Alexia Lynch - 55:00

Okay, thank you so much for the clarification there, Marta. Another question that we have is, “Do PMS requirements still apply to a manufacturer if they cease to trade as a legal medical device manufacturer, for example, after voluntary withdrawal from medical devices or from bankruptcy, etc.?” Who wants to go ahead first?

Julia, you're unmuted, I will call on you.

Julia Hoyer - 55:30

Thank you.

So if the manufacturer no longer exists, nobody can take over this job. So by the mechanism, this will fall back to the competent authorities, surveyors of those products. Because no one can be grabbed anymore and if that company is out of business as a registered trade company, then there is no one to grab. So this is the following mechanism to the competent authorities.

Alexia Lynch - 56:07

Moving forward, for the PMS plan, do you recommend to group based on basic UDIDI or similar intended purpose? Milad, do you want to go ahead with that one?

Milad Masjedi - 56:19

Sure, the guidance doesn't really provide that much information. 

In SGS we have our own guidance that we provided to our manufacturers. We do say it's either based on MDA MDN code plus same intended use or can be based on  I  if it's based on if it's used in the same procedure. So, for example, let's say a hip implant can be grouped together with some of the instruments, a reamer that can be used together with it for that procedure, whereas the hip implant can't be submitted together with shoulder implant because there are different intended purposes.

So just because they're the same MDA-MDN code doesn't mean that you can group it and also just because you know there are different MDA-MDN codes doesn't mean that you can't group it but at least this is only for SGS side.

I'd like to see actually what TÜV does.

Alexia Lynch - 57:13

Julia, do you want to step in to give us a bit of the TÜV SUD perspective or Marta?

Julia Hoyer - 57:25

Yeah, of course, so there is flexibility in that, certainly, then also for the PSURs, the guidance talks about reading devices.

What we encountered is that there is not always one-fits-all mechanism, but what we encountered is that when there are too many devices covered in world record, it makes it very hard to go through all of that and to redefine the answers you are looking for.
So it is a good approach to either have it in the system,  a system approach, typically in the therapeutic language that considers not only the implants but also the instruments.

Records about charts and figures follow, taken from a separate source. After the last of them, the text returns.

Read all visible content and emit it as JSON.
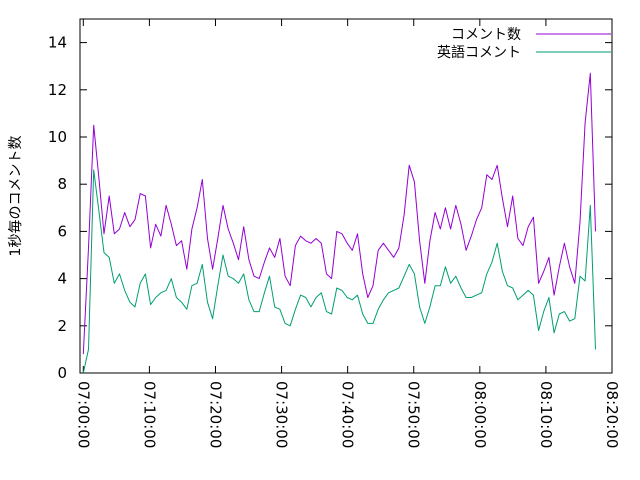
{
  "chart_data": {
    "type": "line",
    "title": "",
    "ylabel": "1秒毎のコメント数",
    "xlabel": "",
    "ylim": [
      0,
      15
    ],
    "yticks": [
      0,
      2,
      4,
      6,
      8,
      10,
      12,
      14
    ],
    "xlim": [
      "06:59:30",
      "08:20:00"
    ],
    "xticks": [
      "07:00:00",
      "07:10:00",
      "07:20:00",
      "07:30:00",
      "07:40:00",
      "07:50:00",
      "08:00:00",
      "08:10:00",
      "08:20:00"
    ],
    "grid": false,
    "legend": "top-right",
    "series": [
      {
        "name": "コメント数",
        "color": "#9400d3",
        "values": [
          0.8,
          5.3,
          10.5,
          8.3,
          5.9,
          7.5,
          5.9,
          6.1,
          6.8,
          6.2,
          6.5,
          7.6,
          7.5,
          5.3,
          6.3,
          5.8,
          7.1,
          6.3,
          5.4,
          5.6,
          4.4,
          6.1,
          7.0,
          8.2,
          5.7,
          4.4,
          5.7,
          7.1,
          6.1,
          5.5,
          4.8,
          6.2,
          4.8,
          4.1,
          4.0,
          4.7,
          5.3,
          4.9,
          5.7,
          4.1,
          3.7,
          5.4,
          5.8,
          5.6,
          5.5,
          5.7,
          5.5,
          4.2,
          4.0,
          6.0,
          5.9,
          5.5,
          5.2,
          5.9,
          4.2,
          3.2,
          3.7,
          5.2,
          5.5,
          5.2,
          4.9,
          5.3,
          6.7,
          8.8,
          8.1,
          5.6,
          3.8,
          5.6,
          6.8,
          6.1,
          7.0,
          6.1,
          7.1,
          6.3,
          5.2,
          5.8,
          6.5,
          7.0,
          8.4,
          8.2,
          8.8,
          7.4,
          6.2,
          7.5,
          5.7,
          5.4,
          6.2,
          6.6,
          3.8,
          4.3,
          4.9,
          3.3,
          4.5,
          5.5,
          4.5,
          3.8,
          6.4,
          10.6,
          12.7,
          6.0
        ]
      },
      {
        "name": "英語コメント",
        "color": "#009e73",
        "values": [
          0.0,
          1.0,
          8.6,
          6.9,
          5.1,
          4.9,
          3.8,
          4.2,
          3.5,
          3.0,
          2.8,
          3.8,
          4.2,
          2.9,
          3.2,
          3.4,
          3.5,
          4.0,
          3.2,
          3.0,
          2.7,
          3.7,
          3.8,
          4.6,
          3.0,
          2.3,
          3.7,
          5.0,
          4.1,
          4.0,
          3.8,
          4.2,
          3.1,
          2.6,
          2.6,
          3.4,
          4.1,
          2.8,
          2.7,
          2.1,
          2.0,
          2.7,
          3.3,
          3.2,
          2.8,
          3.2,
          3.4,
          2.6,
          2.5,
          3.6,
          3.5,
          3.2,
          3.1,
          3.3,
          2.5,
          2.1,
          2.1,
          2.7,
          3.1,
          3.4,
          3.5,
          3.6,
          4.1,
          4.6,
          4.2,
          2.8,
          2.1,
          2.8,
          3.7,
          3.7,
          4.5,
          3.8,
          4.1,
          3.6,
          3.2,
          3.2,
          3.3,
          3.4,
          4.2,
          4.7,
          5.5,
          4.3,
          3.7,
          3.6,
          3.1,
          3.3,
          3.5,
          3.3,
          1.8,
          2.6,
          3.2,
          1.7,
          2.5,
          2.6,
          2.2,
          2.3,
          4.1,
          3.9,
          7.1,
          1.0
        ]
      }
    ]
  }
}
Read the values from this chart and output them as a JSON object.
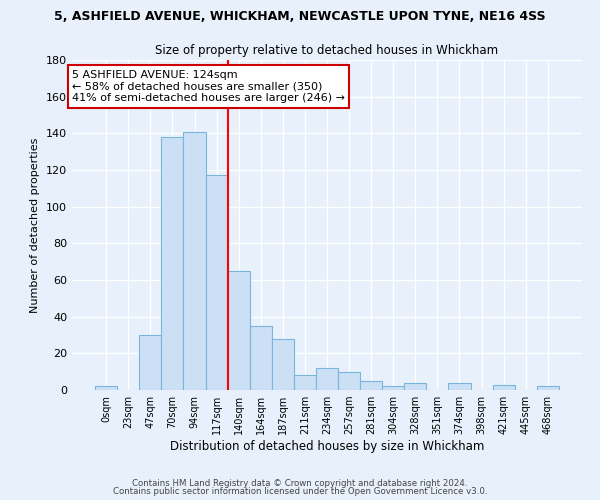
{
  "title1": "5, ASHFIELD AVENUE, WHICKHAM, NEWCASTLE UPON TYNE, NE16 4SS",
  "title2": "Size of property relative to detached houses in Whickham",
  "xlabel": "Distribution of detached houses by size in Whickham",
  "ylabel": "Number of detached properties",
  "footer1": "Contains HM Land Registry data © Crown copyright and database right 2024.",
  "footer2": "Contains public sector information licensed under the Open Government Licence v3.0.",
  "bar_labels": [
    "0sqm",
    "23sqm",
    "47sqm",
    "70sqm",
    "94sqm",
    "117sqm",
    "140sqm",
    "164sqm",
    "187sqm",
    "211sqm",
    "234sqm",
    "257sqm",
    "281sqm",
    "304sqm",
    "328sqm",
    "351sqm",
    "374sqm",
    "398sqm",
    "421sqm",
    "445sqm",
    "468sqm"
  ],
  "bar_values": [
    2,
    0,
    30,
    138,
    141,
    117,
    65,
    35,
    28,
    8,
    12,
    10,
    5,
    2,
    4,
    0,
    4,
    0,
    3,
    0,
    2
  ],
  "bar_color": "#cce0f5",
  "bar_edge_color": "#7ab5dc",
  "vline_x": 5.5,
  "vline_color": "red",
  "annotation_title": "5 ASHFIELD AVENUE: 124sqm",
  "annotation_line1": "← 58% of detached houses are smaller (350)",
  "annotation_line2": "41% of semi-detached houses are larger (246) →",
  "annotation_box_color": "#ffffff",
  "annotation_box_edge": "#cc0000",
  "background_color": "#e8f1fb",
  "ylim": [
    0,
    180
  ],
  "yticks": [
    0,
    20,
    40,
    60,
    80,
    100,
    120,
    140,
    160,
    180
  ],
  "title1_fontsize": 9.0,
  "title2_fontsize": 8.5
}
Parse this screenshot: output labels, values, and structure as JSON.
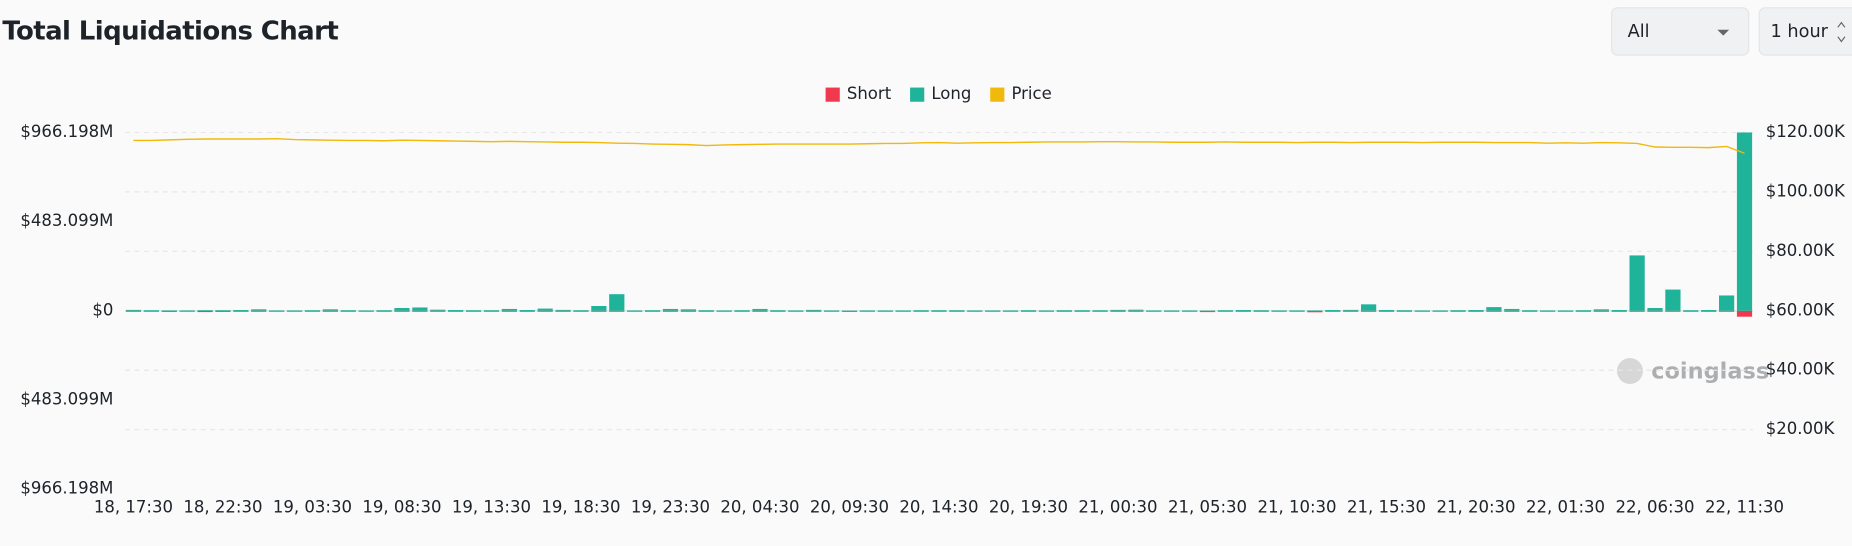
{
  "header": {
    "title": "Total Liquidations Chart",
    "filter": "All",
    "interval": "1 hour"
  },
  "chart_data": {
    "type": "bar",
    "watermark": "coinglass",
    "categories": [
      "18, 17:30",
      null,
      null,
      null,
      null,
      "18, 22:30",
      null,
      null,
      null,
      null,
      "19, 03:30",
      null,
      null,
      null,
      null,
      "19, 08:30",
      null,
      null,
      null,
      null,
      "19, 13:30",
      null,
      null,
      null,
      null,
      "19, 18:30",
      null,
      null,
      null,
      null,
      "19, 23:30",
      null,
      null,
      null,
      null,
      "20, 04:30",
      null,
      null,
      null,
      null,
      "20, 09:30",
      null,
      null,
      null,
      null,
      "20, 14:30",
      null,
      null,
      null,
      null,
      "20, 19:30",
      null,
      null,
      null,
      null,
      "21, 00:30",
      null,
      null,
      null,
      null,
      "21, 05:30",
      null,
      null,
      null,
      null,
      "21, 10:30",
      null,
      null,
      null,
      null,
      "21, 15:30",
      null,
      null,
      null,
      null,
      "21, 20:30",
      null,
      null,
      null,
      null,
      "22, 01:30",
      null,
      null,
      null,
      null,
      "22, 06:30",
      null,
      null,
      null,
      null,
      "22, 11:30"
    ],
    "series": [
      {
        "name": "Short",
        "color": "#f0394f",
        "values": [
          -2,
          -2,
          -6,
          -2,
          -7,
          -6,
          -2,
          -1,
          -2,
          -3,
          -2,
          -1,
          -4,
          -2,
          -2,
          -1,
          -2,
          -2,
          -1,
          -2,
          -2,
          -1,
          -2,
          -2,
          -1,
          -2,
          -2,
          -1,
          -2,
          -2,
          -1,
          -2,
          -2,
          -1,
          -2,
          -2,
          -1,
          -2,
          -2,
          -2,
          -6,
          -2,
          -2,
          -2,
          -1,
          -2,
          -2,
          -2,
          -1,
          -2,
          -2,
          -2,
          -1,
          -2,
          -2,
          -2,
          -1,
          -2,
          -2,
          -2,
          -7,
          -2,
          -2,
          -2,
          -1,
          -2,
          -8,
          -2,
          -2,
          -1,
          -2,
          -2,
          -2,
          -1,
          -2,
          -2,
          -2,
          -1,
          -2,
          -2,
          -2,
          -1,
          -2,
          -2,
          -2,
          -1,
          -2,
          -2,
          -2,
          -1,
          -32
        ]
      },
      {
        "name": "Long",
        "color": "#1fb39a",
        "values": [
          5,
          3,
          2,
          2,
          3,
          3,
          4,
          8,
          2,
          2,
          3,
          8,
          3,
          2,
          3,
          15,
          18,
          6,
          4,
          3,
          3,
          10,
          4,
          12,
          5,
          3,
          26,
          90,
          2,
          3,
          10,
          8,
          3,
          2,
          3,
          10,
          3,
          2,
          5,
          2,
          1,
          2,
          2,
          2,
          3,
          3,
          3,
          2,
          2,
          2,
          3,
          2,
          3,
          3,
          3,
          5,
          6,
          2,
          2,
          2,
          1,
          3,
          4,
          3,
          2,
          2,
          2,
          4,
          5,
          35,
          4,
          3,
          2,
          2,
          3,
          4,
          20,
          10,
          3,
          2,
          2,
          3,
          8,
          4,
          300,
          15,
          115,
          3,
          4,
          83,
          966
        ]
      },
      {
        "name": "Price",
        "color": "#f0b90b",
        "axis": "y2",
        "values": [
          117300,
          117300,
          117500,
          117700,
          117800,
          117800,
          117800,
          117800,
          117900,
          117600,
          117500,
          117400,
          117300,
          117300,
          117200,
          117400,
          117300,
          117200,
          117100,
          117000,
          116900,
          117000,
          116900,
          116800,
          116700,
          116700,
          116600,
          116400,
          116300,
          116100,
          116000,
          115900,
          115600,
          115800,
          115900,
          116000,
          116100,
          116100,
          116100,
          116100,
          116100,
          116200,
          116300,
          116300,
          116500,
          116600,
          116400,
          116500,
          116600,
          116600,
          116700,
          116800,
          116800,
          116800,
          116900,
          116900,
          116800,
          116800,
          116700,
          116700,
          116700,
          116800,
          116700,
          116700,
          116700,
          116600,
          116700,
          116700,
          116600,
          116700,
          116700,
          116700,
          116600,
          116700,
          116700,
          116700,
          116600,
          116600,
          116600,
          116400,
          116500,
          116400,
          116600,
          116500,
          116300,
          115100,
          115000,
          115000,
          114900,
          115300,
          113000
        ]
      }
    ],
    "ylim": [
      -966.198,
      966.198
    ],
    "yticks": [
      {
        "value": -966.198,
        "label": "$966.198M"
      },
      {
        "value": -483.099,
        "label": "$483.099M"
      },
      {
        "value": 0,
        "label": "$0"
      },
      {
        "value": 483.099,
        "label": "$483.099M"
      },
      {
        "value": 966.198,
        "label": "$966.198M"
      }
    ],
    "y2lim": [
      0,
      120000
    ],
    "y2ticks": [
      {
        "value": 20000,
        "label": "$20.00K"
      },
      {
        "value": 40000,
        "label": "$40.00K"
      },
      {
        "value": 60000,
        "label": "$60.00K"
      },
      {
        "value": 80000,
        "label": "$80.00K"
      },
      {
        "value": 100000,
        "label": "$100.00K"
      },
      {
        "value": 120000,
        "label": "$120.00K"
      }
    ],
    "grid": true
  }
}
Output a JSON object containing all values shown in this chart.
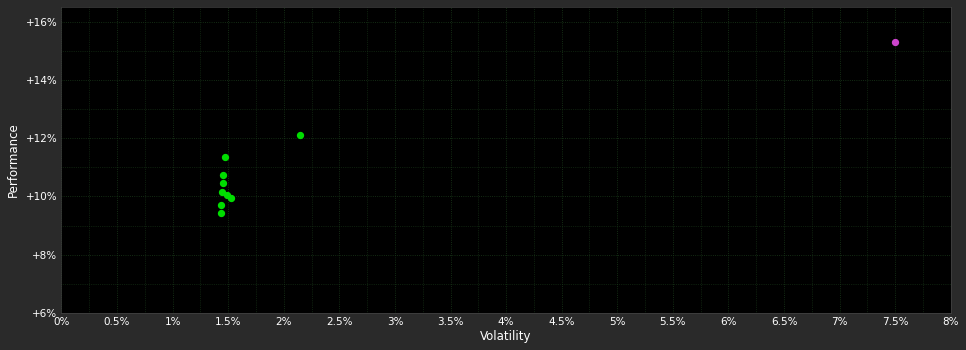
{
  "background_color": "#2a2a2a",
  "plot_bg_color": "#000000",
  "grid_color": "#1a3a1a",
  "xlabel": "Volatility",
  "ylabel": "Performance",
  "xlim": [
    0.0,
    0.08
  ],
  "ylim": [
    0.06,
    0.165
  ],
  "xticks": [
    0.0,
    0.005,
    0.01,
    0.015,
    0.02,
    0.025,
    0.03,
    0.035,
    0.04,
    0.045,
    0.05,
    0.055,
    0.06,
    0.065,
    0.07,
    0.075,
    0.08
  ],
  "yticks": [
    0.06,
    0.08,
    0.1,
    0.12,
    0.14,
    0.16
  ],
  "green_points": [
    [
      0.0215,
      0.121
    ],
    [
      0.01475,
      0.1135
    ],
    [
      0.01455,
      0.1075
    ],
    [
      0.01455,
      0.1045
    ],
    [
      0.01445,
      0.1015
    ],
    [
      0.01485,
      0.1005
    ],
    [
      0.01525,
      0.0995
    ],
    [
      0.01435,
      0.097
    ],
    [
      0.01435,
      0.0945
    ]
  ],
  "magenta_points": [
    [
      0.075,
      0.153
    ]
  ],
  "green_color": "#00dd00",
  "magenta_color": "#cc44cc",
  "point_size": 18,
  "tick_color": "#ffffff",
  "tick_fontsize": 7.5,
  "label_fontsize": 8.5,
  "label_color": "#ffffff",
  "spine_color": "#444444"
}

If there's a too high a volume and then the pages going on and going on and going on, it will be very difficult for the notified body to find the answers they're actually looking for, for the high-risk devices  where they need to come in every year and maybe for
the lowest devices he never needs to come in.

That is a very good point where we need to find all our way through the years what is a reasonable approach, what is too much to budensome, but you can definitely go by the basic UDIDI, you can also bundle that, it is also very helpful as Milad has explained it, So it is a bit of an individual thing, but it is from our point of view not necessary to have for each and every device, of course, a report, which the It creates a lot of paper and on the other hand, if you bundle too much, it will be too inconsistent in the entire document and errors and inconsistency will appear and the reviewer will not find the answers they're looking for.

So that is also the other side of the extreme. I think we need to see how it's all going through the years and with more experience we know what is the best practice.

Alexia Lynch - 59:37

Perfect, thank you so much. Marta, any further comments just from an IVD standpoint?

Marta Carinelli - 59:47

I would say the same when applying for IVD. You have flexibility, and it's your device. You know it best, so decide on the approach and explain the approach to your notified body. 

Alexia Lynch - 01:00:03

With this, we will wrap up. We have reached time. We do have a number of questions that are left unaddressed once more to the audience. We will make sure that we provide answers, but in written form, those will come to you in the next few days.